The "different world" is the east part of Rayville, literally the other side of the tracks, where black families live in homes ranging from shacks to a few fairly comfortable dwellings. The Hayes family is better off than most. You walk across a few wooden boards that span a gully and you're on the front steps of the rectangular frame house at 603 Texas Street. There are no sidewalks. The Hayes house is not fancy; the ceiling sags, and now and then a leak has to be patched, but there is space and order and warmth and a 59-year-old matriarch runs the show, and don't you forget it. Mrs. Savannah Hayes, mother of Elvin and five others, sits in a stiff-back chair in the parlor and explains how and why she and her late husband sent their six children to college:

"I been in the fields. Raised on a farm. My daddy worked another man's land. I chopped cotton and I picked cotton. Before I was married, I always said, 'If I ever own a family I want them to have a better chance than I have.' Well, I married a man who felt the same way. Chris Hayes. A powerful man. He had a fourth-grade education, but he'd traveled all around the world as a fireman on a ship, and he'd learned a few things. We settled here, and he began firing the boilers at the Union [cotton] Compress, and when the children came along he'd tell 'em, 'I'll wear overalls for you if you'll go to school, but if you won't, I won't!' And what he wasn't telling them, I was. So we started sending our children off to college one by one, and my husband worked two jobs to pay for it. Sometimes three jobs. Even after my husband had a heart attack, you couldn't stop him. And when he lay on his death bed, he said to me, 'Don't feel like everything gonna be done when I'm gone. Keep them children in school. The Lawd's gonna make a way for you to do it.' Well, the Lawd did. Four of our children were either in or through college, and that left my daughter Bunnatine and Elvin. Bunnatine got a full academic scholarship to Southern University, and Elvin got a full athletic scholarship to Houston, and that made it six out of six."

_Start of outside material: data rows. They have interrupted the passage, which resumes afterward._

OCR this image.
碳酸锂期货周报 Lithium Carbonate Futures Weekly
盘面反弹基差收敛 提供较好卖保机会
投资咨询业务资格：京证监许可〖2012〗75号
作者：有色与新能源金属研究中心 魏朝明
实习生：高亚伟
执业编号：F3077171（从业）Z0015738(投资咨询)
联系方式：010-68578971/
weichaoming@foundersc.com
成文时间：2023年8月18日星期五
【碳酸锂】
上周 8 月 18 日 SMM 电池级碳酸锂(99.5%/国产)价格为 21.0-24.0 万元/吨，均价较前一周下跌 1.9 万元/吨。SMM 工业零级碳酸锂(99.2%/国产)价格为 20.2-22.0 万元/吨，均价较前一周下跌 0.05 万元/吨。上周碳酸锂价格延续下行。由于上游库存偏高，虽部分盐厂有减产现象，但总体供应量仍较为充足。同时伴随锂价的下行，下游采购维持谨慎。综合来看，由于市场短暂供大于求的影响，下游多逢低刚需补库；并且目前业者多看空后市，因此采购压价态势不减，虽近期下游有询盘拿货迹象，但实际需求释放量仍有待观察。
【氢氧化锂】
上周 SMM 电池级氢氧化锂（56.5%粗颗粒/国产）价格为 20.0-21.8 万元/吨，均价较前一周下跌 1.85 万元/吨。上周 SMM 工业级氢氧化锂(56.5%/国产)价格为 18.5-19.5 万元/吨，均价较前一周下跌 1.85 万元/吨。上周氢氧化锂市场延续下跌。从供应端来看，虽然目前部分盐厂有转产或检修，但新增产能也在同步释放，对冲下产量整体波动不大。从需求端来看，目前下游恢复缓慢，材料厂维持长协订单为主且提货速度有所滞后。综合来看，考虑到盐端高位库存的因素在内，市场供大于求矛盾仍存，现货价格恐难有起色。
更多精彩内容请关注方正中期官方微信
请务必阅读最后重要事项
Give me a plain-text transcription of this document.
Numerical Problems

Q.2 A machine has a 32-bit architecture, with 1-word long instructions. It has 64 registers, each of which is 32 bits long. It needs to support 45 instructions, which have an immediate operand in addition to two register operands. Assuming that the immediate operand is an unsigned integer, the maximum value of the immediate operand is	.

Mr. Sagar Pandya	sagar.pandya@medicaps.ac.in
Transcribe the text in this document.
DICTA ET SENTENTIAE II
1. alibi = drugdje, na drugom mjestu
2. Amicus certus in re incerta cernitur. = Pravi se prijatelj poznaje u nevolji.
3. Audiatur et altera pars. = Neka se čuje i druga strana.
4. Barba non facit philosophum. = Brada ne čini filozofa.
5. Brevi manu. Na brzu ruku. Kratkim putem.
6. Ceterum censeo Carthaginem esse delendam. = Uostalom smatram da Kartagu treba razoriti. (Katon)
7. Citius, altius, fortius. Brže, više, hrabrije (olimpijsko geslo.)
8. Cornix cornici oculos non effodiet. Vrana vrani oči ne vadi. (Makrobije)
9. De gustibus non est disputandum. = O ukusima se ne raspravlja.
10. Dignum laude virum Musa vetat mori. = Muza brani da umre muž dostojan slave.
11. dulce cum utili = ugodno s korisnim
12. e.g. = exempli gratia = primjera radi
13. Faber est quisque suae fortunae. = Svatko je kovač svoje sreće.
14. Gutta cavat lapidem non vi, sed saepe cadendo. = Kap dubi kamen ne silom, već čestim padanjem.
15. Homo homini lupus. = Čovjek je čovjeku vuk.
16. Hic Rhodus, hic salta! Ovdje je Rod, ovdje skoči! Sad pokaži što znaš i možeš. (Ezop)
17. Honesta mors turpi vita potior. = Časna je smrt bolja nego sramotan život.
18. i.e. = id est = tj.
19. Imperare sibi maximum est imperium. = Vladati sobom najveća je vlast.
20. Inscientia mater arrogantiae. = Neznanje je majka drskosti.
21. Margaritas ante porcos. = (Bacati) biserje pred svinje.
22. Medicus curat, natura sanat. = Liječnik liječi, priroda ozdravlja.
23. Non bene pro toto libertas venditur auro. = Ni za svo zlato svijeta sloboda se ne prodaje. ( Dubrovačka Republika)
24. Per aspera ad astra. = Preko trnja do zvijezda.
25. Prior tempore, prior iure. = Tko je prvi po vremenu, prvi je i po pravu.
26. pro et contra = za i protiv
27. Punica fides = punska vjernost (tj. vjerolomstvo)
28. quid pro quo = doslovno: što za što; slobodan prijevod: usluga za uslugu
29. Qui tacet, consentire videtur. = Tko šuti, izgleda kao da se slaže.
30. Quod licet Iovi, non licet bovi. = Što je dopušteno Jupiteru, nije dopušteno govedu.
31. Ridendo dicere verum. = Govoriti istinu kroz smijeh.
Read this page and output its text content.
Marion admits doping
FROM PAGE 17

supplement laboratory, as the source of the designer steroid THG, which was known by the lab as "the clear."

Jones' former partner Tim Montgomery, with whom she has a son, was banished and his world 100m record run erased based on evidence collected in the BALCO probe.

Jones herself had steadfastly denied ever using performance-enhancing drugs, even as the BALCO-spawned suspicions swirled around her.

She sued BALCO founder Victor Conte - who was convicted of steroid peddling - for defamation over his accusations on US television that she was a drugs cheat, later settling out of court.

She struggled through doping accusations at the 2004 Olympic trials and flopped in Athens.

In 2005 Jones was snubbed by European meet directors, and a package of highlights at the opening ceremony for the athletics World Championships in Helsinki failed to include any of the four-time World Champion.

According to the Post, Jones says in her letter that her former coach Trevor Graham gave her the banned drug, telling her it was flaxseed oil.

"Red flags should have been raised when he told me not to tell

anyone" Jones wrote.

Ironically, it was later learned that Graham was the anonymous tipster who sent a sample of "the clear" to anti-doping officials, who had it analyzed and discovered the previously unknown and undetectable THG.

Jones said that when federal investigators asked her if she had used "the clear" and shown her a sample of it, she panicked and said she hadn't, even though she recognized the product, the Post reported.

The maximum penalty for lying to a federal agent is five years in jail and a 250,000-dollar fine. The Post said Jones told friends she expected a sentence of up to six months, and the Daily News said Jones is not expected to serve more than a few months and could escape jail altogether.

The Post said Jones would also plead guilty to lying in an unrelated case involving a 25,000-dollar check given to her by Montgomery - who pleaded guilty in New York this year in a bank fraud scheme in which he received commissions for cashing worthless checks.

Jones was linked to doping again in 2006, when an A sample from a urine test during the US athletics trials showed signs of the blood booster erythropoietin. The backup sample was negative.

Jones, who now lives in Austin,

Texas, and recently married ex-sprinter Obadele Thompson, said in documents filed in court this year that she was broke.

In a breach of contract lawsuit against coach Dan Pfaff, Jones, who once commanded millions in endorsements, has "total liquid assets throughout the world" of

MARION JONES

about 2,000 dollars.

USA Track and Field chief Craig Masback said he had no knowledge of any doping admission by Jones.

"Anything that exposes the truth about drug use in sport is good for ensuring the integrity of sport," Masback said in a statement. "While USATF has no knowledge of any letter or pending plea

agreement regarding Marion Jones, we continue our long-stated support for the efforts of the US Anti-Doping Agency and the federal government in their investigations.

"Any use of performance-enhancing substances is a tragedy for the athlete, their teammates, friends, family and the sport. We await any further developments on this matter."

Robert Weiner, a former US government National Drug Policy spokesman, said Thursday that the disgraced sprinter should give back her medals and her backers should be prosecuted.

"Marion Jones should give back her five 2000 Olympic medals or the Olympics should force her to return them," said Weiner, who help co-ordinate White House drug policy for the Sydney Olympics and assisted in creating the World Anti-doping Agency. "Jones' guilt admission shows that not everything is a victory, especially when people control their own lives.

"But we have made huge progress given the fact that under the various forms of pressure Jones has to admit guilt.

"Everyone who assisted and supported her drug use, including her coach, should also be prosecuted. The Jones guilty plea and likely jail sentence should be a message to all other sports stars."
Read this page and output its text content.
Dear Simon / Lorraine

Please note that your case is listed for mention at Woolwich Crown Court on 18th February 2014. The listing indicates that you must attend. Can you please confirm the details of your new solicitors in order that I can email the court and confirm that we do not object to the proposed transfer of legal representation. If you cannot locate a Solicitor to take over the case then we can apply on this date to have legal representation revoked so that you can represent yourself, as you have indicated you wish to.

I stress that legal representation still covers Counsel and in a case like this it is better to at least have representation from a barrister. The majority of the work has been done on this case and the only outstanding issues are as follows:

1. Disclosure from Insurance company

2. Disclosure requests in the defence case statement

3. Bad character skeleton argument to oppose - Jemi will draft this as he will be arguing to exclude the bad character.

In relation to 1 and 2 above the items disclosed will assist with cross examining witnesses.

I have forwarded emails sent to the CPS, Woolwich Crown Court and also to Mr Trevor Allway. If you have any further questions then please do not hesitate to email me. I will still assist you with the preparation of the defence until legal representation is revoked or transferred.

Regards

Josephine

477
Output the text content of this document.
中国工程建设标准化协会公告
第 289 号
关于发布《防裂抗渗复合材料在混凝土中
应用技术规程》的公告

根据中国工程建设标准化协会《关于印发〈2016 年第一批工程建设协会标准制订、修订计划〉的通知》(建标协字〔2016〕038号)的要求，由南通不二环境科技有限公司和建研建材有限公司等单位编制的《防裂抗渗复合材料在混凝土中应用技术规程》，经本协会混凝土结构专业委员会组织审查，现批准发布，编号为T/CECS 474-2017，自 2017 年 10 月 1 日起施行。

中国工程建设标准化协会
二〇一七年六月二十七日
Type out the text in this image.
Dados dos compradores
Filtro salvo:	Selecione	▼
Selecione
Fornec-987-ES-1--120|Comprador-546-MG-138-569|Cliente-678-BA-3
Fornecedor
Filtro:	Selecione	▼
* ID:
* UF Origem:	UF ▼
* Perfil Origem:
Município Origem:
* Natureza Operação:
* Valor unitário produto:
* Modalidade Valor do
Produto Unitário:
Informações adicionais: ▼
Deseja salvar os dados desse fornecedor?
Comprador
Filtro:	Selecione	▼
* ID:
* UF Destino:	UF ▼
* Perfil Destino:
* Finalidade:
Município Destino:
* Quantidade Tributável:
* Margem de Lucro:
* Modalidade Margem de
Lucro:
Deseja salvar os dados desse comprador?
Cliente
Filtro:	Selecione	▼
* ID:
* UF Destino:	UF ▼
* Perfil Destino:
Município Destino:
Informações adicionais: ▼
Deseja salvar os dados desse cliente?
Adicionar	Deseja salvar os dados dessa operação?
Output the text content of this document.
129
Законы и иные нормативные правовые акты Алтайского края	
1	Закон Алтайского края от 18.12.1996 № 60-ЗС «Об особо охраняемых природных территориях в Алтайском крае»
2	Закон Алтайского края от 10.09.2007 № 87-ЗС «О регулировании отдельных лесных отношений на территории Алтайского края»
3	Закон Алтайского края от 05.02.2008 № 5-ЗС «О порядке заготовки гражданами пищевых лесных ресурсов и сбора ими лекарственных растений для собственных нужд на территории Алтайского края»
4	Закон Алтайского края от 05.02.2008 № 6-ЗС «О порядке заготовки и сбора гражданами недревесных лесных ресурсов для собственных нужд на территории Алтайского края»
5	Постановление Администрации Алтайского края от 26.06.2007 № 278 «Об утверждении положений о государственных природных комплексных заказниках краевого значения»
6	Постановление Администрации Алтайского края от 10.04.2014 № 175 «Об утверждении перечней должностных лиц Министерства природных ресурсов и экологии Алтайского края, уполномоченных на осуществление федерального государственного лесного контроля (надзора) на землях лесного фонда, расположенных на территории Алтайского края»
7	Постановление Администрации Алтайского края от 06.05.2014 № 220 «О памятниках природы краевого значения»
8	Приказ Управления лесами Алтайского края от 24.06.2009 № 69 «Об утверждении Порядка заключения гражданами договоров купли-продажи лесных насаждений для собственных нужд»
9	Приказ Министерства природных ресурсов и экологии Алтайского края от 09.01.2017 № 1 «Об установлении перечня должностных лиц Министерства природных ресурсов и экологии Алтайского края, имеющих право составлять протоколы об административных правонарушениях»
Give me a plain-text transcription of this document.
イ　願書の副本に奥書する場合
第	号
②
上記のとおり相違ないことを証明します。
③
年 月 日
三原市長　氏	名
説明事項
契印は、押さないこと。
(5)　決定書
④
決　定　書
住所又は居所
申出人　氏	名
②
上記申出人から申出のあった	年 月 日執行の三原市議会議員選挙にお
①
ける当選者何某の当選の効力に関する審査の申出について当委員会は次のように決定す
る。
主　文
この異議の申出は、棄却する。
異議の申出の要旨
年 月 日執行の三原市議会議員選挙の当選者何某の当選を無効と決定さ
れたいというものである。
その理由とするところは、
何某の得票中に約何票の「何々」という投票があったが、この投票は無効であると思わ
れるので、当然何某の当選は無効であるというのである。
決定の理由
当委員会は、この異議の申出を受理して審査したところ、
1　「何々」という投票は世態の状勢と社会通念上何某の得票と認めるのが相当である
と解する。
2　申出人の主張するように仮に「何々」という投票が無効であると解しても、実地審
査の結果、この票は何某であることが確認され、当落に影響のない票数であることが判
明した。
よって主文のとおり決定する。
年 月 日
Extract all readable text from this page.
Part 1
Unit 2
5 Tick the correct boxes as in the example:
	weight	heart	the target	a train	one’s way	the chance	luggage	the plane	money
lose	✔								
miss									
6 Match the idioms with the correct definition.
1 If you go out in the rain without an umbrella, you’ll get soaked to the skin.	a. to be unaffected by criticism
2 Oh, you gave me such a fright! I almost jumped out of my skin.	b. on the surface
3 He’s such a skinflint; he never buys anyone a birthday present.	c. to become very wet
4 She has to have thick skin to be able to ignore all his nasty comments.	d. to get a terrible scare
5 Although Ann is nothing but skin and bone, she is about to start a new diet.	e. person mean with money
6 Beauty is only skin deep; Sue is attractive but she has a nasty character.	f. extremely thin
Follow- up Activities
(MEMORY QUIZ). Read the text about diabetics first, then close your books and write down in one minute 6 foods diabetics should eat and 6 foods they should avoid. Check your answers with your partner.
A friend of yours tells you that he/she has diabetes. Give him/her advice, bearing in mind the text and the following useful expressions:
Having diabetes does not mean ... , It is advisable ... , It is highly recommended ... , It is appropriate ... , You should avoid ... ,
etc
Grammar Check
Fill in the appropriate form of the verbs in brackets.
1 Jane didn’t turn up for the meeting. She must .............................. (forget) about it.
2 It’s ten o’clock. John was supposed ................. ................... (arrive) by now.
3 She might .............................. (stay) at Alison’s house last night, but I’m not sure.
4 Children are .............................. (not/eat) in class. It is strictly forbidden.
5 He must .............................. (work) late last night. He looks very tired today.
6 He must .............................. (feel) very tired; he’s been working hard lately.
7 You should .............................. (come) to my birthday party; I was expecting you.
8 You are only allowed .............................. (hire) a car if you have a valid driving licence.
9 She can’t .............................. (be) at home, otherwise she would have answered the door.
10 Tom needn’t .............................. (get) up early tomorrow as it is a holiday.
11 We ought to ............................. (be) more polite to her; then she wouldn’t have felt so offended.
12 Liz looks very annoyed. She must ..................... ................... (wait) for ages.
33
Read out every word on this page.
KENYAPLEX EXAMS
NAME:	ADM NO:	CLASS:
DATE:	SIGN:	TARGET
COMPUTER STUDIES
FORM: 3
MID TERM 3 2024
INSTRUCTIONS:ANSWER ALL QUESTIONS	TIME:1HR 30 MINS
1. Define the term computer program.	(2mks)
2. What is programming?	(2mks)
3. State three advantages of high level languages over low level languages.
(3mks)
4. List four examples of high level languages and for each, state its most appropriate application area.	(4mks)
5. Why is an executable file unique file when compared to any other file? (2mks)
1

"If you lived in my parents" house," recalls Elvin's oldest sister, Christine, who holds a master's degree from the University of Wisconsin, "you had to be a success. Otherwise, my mother wouldn't let you in."

Elvin was the baby of the family, and by the time he entered the Eula D. Britton school a few blocks from his home the Hayes pattern of academic excellence had been firmly established. For a while the tradition worked against the gangly boy. In school he was deeply troubled by the idea that too much was expected of him, that he would be judged by the records of his five older brothers and sisters and found wanting. "And my mother used to be on me all the time," Elvin says now. "She'd say, 'If you don't do well you're gonna be a failure!' "

Elvin's marks remained poor, though passing, and his personality problem became more severe. "My sister Bunnatine came just before me, and she was valedictorian, and all my brothers and sisters had made straight A averages, and I just said to myself, 'Well, I'm not gonna do it.' It wasn't that I didn't have the ability, but I was trying to do things in my own way."

Mrs. Hayes well remembers the device Elvin contrived to help him retreat from the troubling reality around him. "Oh, how I do remember!" she says. "He put up a bucket with a hole in the bottom, right on a beautiful water elm I had in the back of the house, and he threw a rubber ball into that bucket and stomped around that tree and dried the ground out till he killed it. Killed my beautiful water elm! Then he hung the bucket on the side of the house and kept right on."